Cutting Through the Noise: Boosting LLM Performance on Math Word Problems

Ujjwala Anantheswaran,Himanshu Gupta,Kevin Scaria,Shreyas Verma,Chitta Baral,Swaroop Mishra
2024-10-24
Abstract:Large Language Models (LLMs) excel at various tasks, including solving math word problems (MWPs), but struggle with real-world problems containing irrelevant information. To address this, we propose a prompting framework that generates adversarial variants of MWPs by adding irrelevant variables. We introduce a dataset, PROBLEMATHIC, containing both adversarial and non-adversarial MWPs. Our experiments reveal that LLMs are susceptible to distraction by numerical noise, resulting in an average relative performance drop of ~26% on adversarial MWPs. To mitigate this, we fine-tune LLMs (Llama-2, Mistral) on the adversarial samples from our dataset. Fine-tuning on adversarial training instances improves performance on adversarial MWPs by ~8%, indicating increased robustness to noise and improved ability to identify relevant data for reasoning. Finally, to assess the generalizability of our prompting framework, we introduce GSM-8K-Adv, an adversarial variant of the GSM-8K benchmark. LLMs continue to struggle when faced with adversarial information, reducing performance by up to 6%.
Computation and Language
What problem does this paper attempt to address?

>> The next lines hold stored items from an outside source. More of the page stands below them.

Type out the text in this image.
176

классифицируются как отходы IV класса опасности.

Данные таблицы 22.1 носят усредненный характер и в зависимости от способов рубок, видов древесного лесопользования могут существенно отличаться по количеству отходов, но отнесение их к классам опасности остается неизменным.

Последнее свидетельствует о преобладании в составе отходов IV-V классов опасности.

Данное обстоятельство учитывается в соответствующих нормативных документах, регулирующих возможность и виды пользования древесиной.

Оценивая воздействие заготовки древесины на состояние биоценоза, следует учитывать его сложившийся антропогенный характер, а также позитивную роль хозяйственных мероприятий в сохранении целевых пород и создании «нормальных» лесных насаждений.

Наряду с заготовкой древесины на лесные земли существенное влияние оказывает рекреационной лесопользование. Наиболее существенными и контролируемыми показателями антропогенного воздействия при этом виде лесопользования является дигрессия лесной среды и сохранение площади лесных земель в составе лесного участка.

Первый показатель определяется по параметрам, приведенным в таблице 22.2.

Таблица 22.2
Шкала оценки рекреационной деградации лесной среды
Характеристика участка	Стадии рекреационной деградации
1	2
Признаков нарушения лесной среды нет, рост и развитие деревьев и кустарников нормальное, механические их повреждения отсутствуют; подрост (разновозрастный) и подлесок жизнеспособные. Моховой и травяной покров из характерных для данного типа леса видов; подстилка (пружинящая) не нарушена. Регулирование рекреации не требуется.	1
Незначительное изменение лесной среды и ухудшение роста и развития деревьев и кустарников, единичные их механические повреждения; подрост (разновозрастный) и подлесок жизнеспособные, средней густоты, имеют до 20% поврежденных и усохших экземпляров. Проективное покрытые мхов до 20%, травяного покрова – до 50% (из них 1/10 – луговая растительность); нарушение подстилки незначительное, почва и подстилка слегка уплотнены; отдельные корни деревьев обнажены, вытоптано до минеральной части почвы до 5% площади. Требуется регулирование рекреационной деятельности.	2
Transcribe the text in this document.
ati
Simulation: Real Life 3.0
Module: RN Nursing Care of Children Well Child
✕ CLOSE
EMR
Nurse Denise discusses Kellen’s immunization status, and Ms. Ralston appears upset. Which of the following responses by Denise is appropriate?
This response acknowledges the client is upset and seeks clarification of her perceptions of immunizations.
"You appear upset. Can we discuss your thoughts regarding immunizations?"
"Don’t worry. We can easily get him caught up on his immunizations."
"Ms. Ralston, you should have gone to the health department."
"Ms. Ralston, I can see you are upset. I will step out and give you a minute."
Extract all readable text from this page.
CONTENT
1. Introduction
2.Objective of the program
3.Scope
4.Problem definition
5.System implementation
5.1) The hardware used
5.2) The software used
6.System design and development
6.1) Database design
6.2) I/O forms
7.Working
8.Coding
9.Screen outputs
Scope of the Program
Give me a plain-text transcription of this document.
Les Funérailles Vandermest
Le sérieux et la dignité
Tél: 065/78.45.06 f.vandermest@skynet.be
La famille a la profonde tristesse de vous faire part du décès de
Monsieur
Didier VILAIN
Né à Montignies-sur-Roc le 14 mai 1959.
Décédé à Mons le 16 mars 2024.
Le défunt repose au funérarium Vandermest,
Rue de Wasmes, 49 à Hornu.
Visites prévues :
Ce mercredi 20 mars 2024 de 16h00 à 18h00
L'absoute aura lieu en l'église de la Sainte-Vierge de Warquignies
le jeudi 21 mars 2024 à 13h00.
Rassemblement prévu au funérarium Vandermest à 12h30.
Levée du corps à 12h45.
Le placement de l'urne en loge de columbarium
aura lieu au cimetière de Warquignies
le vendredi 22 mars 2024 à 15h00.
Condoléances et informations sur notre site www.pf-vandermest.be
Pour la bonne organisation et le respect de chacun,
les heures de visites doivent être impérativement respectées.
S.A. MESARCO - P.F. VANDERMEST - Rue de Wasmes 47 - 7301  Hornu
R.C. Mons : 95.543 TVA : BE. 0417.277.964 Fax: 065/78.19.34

### What problem does this paper attempt to solve? This paper aims to solve the challenges encountered by large language models (LLMs) when dealing with math word problems (MWPs), especially the problem that the performance of the model drops significantly when the problems contain irrelevant information. Specifically: 1. **Problem background**: - Large language models perform well in solving math word problems, but perform poorly when dealing with real - world problems containing irrelevant information. - Existing math data sets usually contain simplified problems, where variables and numerical data are directly related to the problems, while math word problems in reality often contain irrelevant interfering information, which will distract the model and affect its reasoning ability. 2. **Research objectives**: - Propose a prompt framework to generate adversarial variant math word problems (adversarial MWPs) with irrelevant variables, in order to test and improve the model's robustness to noise. - Introduce a new data set PROBLEMATHIC, which contains adversarial and non - adversarial math word problems, for evaluating the model's performance. - Improve the model's ability to identify relevant data and perform correct reasoning by fine - tuning large language models on adversarial samples. 3. **Main findings**: - The experimental results show that the performance of large language models drops by about 26% on average when facing adversarial math word problems. - By fine - tuning the model on adversarial samples, its performance on adversarial problems can be improved, with an average improvement of 8%, indicating that the model's robustness to noise has been enhanced. 4. **Contributions**: - Introduced the PROBLEMATHIC data set, demonstrating the sensitivity of large language models to irrelevant numerical information. - Proposed a prompt framework for generating adversarial variants of existing math word problems, and showed that fine - tuning on these samples can improve model performance. - Created an adversarial variant GSM - 8K - Adv, further verifying the effectiveness of the prompt framework. ### Summary This paper systematically studied the performance of large language models in dealing with noisy math word problems by introducing new data sets and prompt frameworks, and proposed an effective method to improve the model's robustness and reasoning ability.